Really, the BBC's Sherlock was more vain, more silly, cute, more disliked by Scotland Yard (as was evident in the Study in Pink, with Anderson and Sally) and eccentric than Conan Doyle's, although we might just be seeing a smaller part of his life because it is a series, *Cough* and there are only 3 seasons with 3 episodes each *cough*.

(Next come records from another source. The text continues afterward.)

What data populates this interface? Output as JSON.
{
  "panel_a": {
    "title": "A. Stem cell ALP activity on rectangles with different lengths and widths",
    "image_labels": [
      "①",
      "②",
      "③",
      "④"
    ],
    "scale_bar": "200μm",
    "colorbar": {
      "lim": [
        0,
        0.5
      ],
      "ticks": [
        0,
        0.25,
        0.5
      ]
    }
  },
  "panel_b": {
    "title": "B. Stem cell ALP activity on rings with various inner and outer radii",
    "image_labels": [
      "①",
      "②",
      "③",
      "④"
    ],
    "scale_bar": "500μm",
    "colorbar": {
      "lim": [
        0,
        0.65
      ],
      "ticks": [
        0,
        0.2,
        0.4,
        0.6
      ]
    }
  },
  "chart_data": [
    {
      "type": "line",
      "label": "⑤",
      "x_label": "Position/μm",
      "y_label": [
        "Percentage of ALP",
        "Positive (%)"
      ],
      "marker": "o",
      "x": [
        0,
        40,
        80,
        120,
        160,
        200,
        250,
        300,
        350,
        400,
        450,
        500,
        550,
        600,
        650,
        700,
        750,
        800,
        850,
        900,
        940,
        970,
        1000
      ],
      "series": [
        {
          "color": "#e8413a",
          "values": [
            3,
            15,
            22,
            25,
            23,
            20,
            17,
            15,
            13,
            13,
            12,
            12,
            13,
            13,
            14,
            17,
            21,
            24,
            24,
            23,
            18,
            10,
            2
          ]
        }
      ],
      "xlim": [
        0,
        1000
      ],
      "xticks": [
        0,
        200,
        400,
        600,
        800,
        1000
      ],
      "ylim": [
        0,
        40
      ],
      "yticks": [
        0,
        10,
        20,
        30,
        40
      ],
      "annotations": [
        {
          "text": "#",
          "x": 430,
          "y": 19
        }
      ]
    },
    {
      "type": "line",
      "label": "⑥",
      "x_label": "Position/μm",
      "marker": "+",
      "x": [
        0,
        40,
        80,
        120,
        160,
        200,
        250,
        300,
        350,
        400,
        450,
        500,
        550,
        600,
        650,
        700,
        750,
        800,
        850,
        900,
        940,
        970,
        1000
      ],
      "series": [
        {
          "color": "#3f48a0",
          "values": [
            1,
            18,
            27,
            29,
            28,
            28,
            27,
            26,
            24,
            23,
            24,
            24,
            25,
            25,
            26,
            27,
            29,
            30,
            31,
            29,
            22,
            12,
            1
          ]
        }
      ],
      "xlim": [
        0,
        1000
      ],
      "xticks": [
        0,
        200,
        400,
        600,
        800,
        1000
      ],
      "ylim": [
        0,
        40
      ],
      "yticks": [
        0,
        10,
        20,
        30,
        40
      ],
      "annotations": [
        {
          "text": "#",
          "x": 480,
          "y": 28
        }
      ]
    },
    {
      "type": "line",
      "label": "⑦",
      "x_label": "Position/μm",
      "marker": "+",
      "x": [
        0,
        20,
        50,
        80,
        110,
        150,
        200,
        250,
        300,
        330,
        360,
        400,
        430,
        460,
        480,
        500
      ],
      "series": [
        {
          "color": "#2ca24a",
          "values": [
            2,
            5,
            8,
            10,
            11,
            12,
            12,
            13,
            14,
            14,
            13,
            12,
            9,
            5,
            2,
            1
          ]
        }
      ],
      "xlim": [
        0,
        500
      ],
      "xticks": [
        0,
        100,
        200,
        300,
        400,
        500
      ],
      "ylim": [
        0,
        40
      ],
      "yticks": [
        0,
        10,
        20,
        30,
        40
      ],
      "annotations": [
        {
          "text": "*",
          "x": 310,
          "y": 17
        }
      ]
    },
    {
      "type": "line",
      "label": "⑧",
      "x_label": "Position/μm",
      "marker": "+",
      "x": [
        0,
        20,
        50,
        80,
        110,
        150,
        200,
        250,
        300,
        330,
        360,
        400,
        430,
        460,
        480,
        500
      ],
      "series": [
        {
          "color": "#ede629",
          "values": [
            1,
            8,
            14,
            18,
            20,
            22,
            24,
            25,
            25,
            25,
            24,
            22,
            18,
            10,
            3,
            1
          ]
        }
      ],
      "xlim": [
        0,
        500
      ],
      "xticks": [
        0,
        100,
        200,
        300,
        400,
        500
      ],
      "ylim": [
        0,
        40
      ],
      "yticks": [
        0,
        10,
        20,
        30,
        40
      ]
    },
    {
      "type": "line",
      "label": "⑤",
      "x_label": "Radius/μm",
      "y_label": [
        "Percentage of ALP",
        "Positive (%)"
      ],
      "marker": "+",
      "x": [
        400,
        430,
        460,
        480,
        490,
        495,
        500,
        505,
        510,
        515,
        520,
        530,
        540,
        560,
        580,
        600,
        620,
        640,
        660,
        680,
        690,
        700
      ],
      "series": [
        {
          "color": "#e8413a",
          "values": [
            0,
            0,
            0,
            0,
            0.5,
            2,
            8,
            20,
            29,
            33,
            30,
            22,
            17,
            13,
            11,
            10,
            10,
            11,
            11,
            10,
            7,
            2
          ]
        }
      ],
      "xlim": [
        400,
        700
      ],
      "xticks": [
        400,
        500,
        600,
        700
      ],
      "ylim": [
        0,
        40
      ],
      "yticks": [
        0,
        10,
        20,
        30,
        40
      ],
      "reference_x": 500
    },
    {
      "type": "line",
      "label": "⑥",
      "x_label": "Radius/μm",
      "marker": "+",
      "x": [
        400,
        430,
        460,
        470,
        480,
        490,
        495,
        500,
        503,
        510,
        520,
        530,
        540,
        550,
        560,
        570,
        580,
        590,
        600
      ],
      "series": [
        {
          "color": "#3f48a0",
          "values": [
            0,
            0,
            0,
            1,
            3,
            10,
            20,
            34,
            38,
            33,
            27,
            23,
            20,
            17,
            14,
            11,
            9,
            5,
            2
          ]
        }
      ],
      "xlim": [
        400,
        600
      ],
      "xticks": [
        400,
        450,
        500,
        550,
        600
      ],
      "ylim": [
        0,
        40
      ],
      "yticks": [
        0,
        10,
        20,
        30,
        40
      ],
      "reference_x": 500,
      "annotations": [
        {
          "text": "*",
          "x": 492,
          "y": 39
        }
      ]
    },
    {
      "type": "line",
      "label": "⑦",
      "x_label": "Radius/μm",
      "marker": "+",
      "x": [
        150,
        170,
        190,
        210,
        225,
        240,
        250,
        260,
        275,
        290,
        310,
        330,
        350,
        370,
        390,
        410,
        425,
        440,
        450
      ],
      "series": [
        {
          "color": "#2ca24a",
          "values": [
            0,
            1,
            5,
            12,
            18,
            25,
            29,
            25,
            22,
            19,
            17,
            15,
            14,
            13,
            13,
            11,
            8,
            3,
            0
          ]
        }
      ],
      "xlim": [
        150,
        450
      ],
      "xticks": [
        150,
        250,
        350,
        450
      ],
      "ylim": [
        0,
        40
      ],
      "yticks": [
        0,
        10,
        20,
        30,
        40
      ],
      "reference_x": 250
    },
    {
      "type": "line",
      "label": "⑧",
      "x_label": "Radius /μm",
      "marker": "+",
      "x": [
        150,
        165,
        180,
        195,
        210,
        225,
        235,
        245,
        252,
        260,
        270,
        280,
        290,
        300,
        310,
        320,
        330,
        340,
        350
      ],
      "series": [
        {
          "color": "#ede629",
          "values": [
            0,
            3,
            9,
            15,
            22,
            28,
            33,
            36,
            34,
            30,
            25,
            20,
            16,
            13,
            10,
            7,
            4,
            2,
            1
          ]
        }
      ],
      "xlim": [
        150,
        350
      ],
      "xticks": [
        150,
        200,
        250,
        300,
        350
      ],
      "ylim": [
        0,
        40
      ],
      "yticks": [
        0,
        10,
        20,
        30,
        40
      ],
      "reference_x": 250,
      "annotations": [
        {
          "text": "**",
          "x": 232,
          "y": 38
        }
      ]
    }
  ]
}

From what I read and watched, the Victorian Holmes encountered far more difficulty than his modern counterpart, no smartphones, they had to send telegraphs, cabs took longer, money was somewhat easier to counterfeit, accessibility of weapons and drugs (Now you know when to time travel), medical care (not to mention that practically nobody wears a top hat nowadays!). In short, Classic Holmes had to go out and actually solve the cases, because nowadays people don't wear suits everyday everywhere, you wear T-shirts, hoodies, tank-tops, you no don't need to go the library to get information anymore, you just need look it up on Google!
*Sigh* Kids have it easy these days.

UPDATE: 30/06/15

Modern renditions of Holmes (or most adaptations of the past 20 or so years) have been flashier more stunts, more explosions, more adventure and excitement, which the past tales sometimes attempted but due to trying to be as accurate to the books as possible while maintaining the air of dignity, gentlemanliness, and the solemness of Holmes during a case. You can use the Lord of the Rings and the Hobbit movies by Peter Jackson, for example. You will see some key differences between them, the same can be said of Jurassic Park and Jurassic World. It could just be the charm of their compensating for their limitations brought on by their time, such as goofy-looking animatronics or cliche action clips, but there's a certain feeling and wonder in the original renditions, if you get my meaning.